Quando le "veline" le mandava il Minculpop

12.05.09
Leggendo la parola "velina" oggi tutti pensano a qualche bella ragazza, eventualmente "disponibile" per fare carriera in TV. Invece per i nostri padri e nonni le veline erano i "comunicati di servizio" che il Ministero della stampa e propaganda (poi della cultura popolare) inviava ai giornali per ordinare quali notizie si dovessero pubblicare e quali no, come si dovessero fare i titoli e via prescrivendo. Si chiamavano così perché erano scritte su una carta leggerissima, necessaria per mettere tanti fogli in una macchina per scrivere.

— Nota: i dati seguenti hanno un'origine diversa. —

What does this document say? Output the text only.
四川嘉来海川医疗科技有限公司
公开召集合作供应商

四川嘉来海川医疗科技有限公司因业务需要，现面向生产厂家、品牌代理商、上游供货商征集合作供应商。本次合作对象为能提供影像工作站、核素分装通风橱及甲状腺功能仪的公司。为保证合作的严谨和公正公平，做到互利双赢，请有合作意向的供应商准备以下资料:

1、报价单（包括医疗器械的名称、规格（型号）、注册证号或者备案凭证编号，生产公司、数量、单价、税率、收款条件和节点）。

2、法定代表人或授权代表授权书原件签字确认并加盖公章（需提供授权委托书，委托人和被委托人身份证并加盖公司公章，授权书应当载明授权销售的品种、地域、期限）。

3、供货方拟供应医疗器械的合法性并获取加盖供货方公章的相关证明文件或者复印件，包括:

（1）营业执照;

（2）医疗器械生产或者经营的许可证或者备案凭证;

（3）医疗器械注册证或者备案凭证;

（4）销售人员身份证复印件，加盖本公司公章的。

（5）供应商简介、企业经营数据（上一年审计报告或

Le veline del fascismo erano segrete. Oggi gli ordini alla stampa si danno per televisione. Tipo: "In tv, ogni giorno, su tutti i canali, in prima serata mi prendono per il c.... Questa abitudine sta diventando insopportabile. Deve finire" (5 novembre 2008). Oppure: "Politici e direttori di giornali come La Stampa e il Corriere dovrebbero tutti cambiare mestiere, andarsene a casa" (12 dicembre 2008). Torna alla mente quello che è passato alla storia come "editto bulgaro", quello sull'"uso criminale della televisione" che portò all'allontanamento di Biagi, Santoro e Luttazzi dagli schermi della Rai. "Lavoro qui in Rai dal 1961, ed la prima volta che un presidente del consiglio decide il palinsesto", fu il commento di Enzo Biagi.

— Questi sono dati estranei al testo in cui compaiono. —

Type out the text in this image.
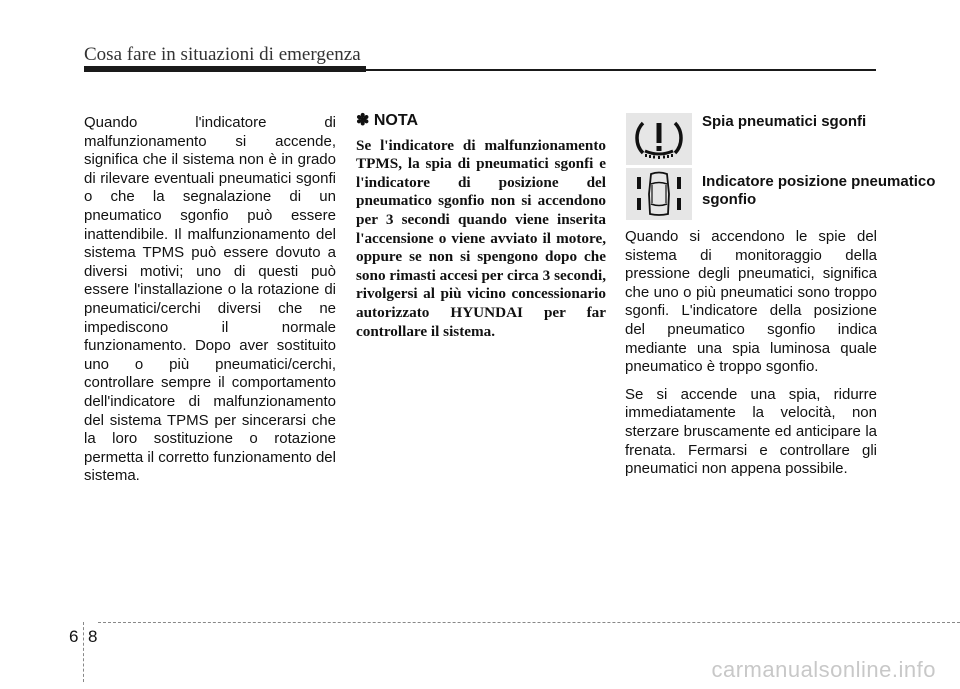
Cosa fare in situazioni di emergenza

Quando l'indicatore di malfunzionamento si accende, significa che il sistema non è in grado di rilevare eventuali pneumatici sgonfi o che la segnalazione di un pneumatico sgonfio può essere inattendibile. Il malfunzionamento del sistema TPMS può essere dovuto a diversi motivi; uno di questi può essere l'installazione o la rotazione di pneumatici/cerchi diversi che ne impediscono il normale funzionamento. Dopo aver sostituito uno o più pneumatici/cerchi, controllare sempre il comportamento dell'indicatore di malfunzionamento del sistema TPMS per sincerarsi che la loro sostituzione o rotazione permetta il corretto funzionamento del sistema.

✽ NOTA

Se l'indicatore di malfunzionamento TPMS, la spia di pneumatici sgonfi e l'indicatore di posizione del pneumatico sgonfio non si accendono per 3 secondi quando viene inserita l'accensione o viene avviato il motore, oppure se non si spengono dopo che sono rimasti accesi per circa 3 secondi, rivolgersi al più vicino concessionario autorizzato HYUNDAI per far controllare il sistema.

Spia pneumatici sgonfi
Indicatore posizione pneumatico sgonfio

Quando si accendono le spie del sistema di monitoraggio della pressione degli pneumatici, significa che uno o più pneumatici sono troppo sgonfi. L'indicatore della posizione del pneumatico sgonfio indica mediante una spia luminosa quale pneumatico è troppo sgonfio.

Se si accende una spia, ridurre immediatamente la velocità, non sterzare bruscamente ed anticipare la frenata. Fermarsi e controllare gli pneumatici non appena possibile.

6 8
carmanualsonline.info
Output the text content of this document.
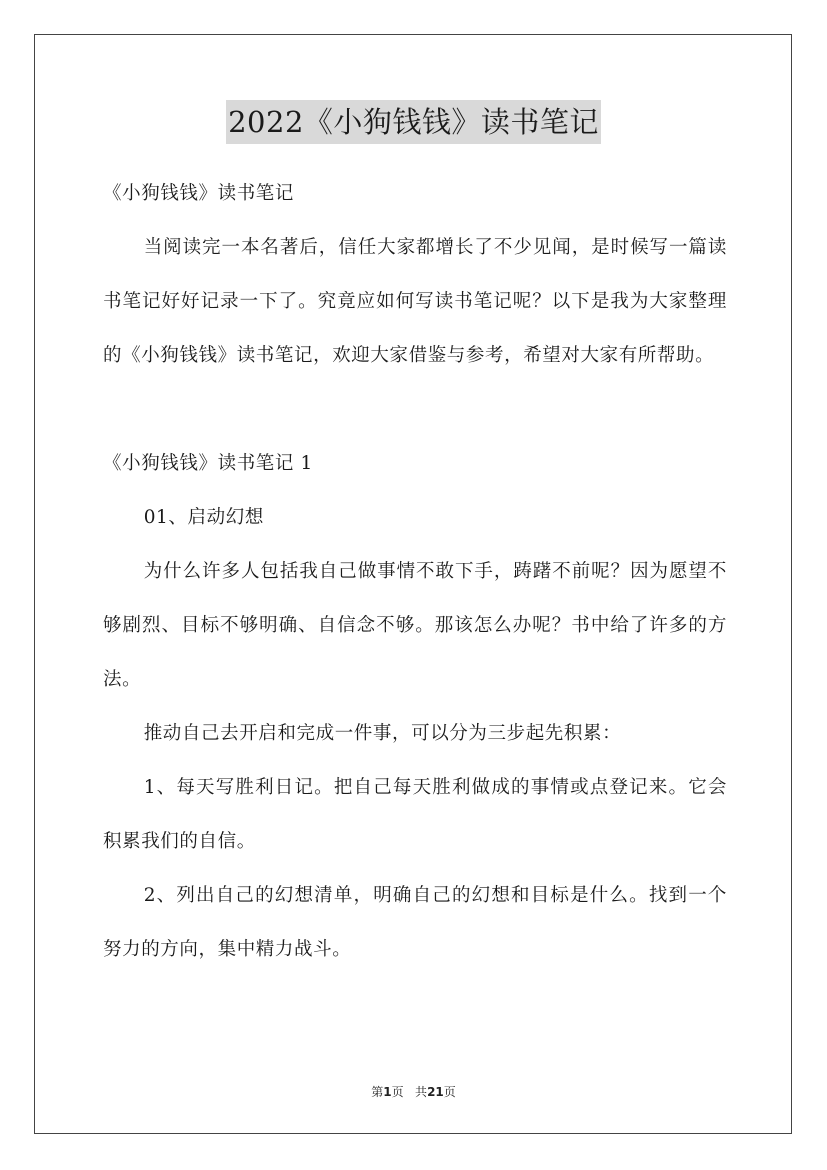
2022《小狗钱钱》读书笔记

《小狗钱钱》读书笔记

当阅读完一本名著后，信任大家都增长了不少见闻，是时候写一篇读书笔记好好记录一下了。究竟应如何写读书笔记呢？以下是我为大家整理的《小狗钱钱》读书笔记，欢迎大家借鉴与参考，希望对大家有所帮助。

《小狗钱钱》读书笔记 1

01、启动幻想

为什么许多人包括我自己做事情不敢下手，踌躇不前呢？因为愿望不够剧烈、目标不够明确、自信念不够。那该怎么办呢？书中给了许多的方法。

推动自己去开启和完成一件事，可以分为三步起先积累：

1、每天写胜利日记。把自己每天胜利做成的事情或点登记来。它会积累我们的自信。

2、列出自己的幻想清单，明确自己的幻想和目标是什么。找到一个努力的方向，集中精力战斗。

第1页 共21页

Come ai tempi del Minculpop, oggi i "comunicati di servizio" arrivano al dettaglio delle parole da usare. "Non mi piace la parola respingimenti" ha detto ieri sera il presidente del consiglio. Panico nei telegiornali: come definire le azioni di ritorno forzato dei barconi di migranti che navigano verso le acque italiane?
Il problema è che il termine non ha sinonimi utili. Respingere, secondo il Devoto-Oli, significa "allontanare prontamente, violentemente". E respingimento è "energico allontanamento". Una volta tanto una parola viene usata nel suo corretto significato. Diversamente da "immigrato" al posto di "migrante", per restare in tema.

Dunque si attendono disposizioni sulla parola da usare al posto di quella che non piace al presidente del consiglio. Intanto si può leggere un libriccino divertente e deprimente al tempo stesso:  Le veline di Mussolini di Giancarlo Ottaviani (Nuovi Equilibri, Viterbo, 2008). Nel quale si possono trovare diversi spunti di riflessione. Per esempio:  "Rivedere le corrispondenze dalla Sicilia, perché non si deve pubblicare che il Duce ha ballato" (18 agosto 1937). I tempi cambiano. O no?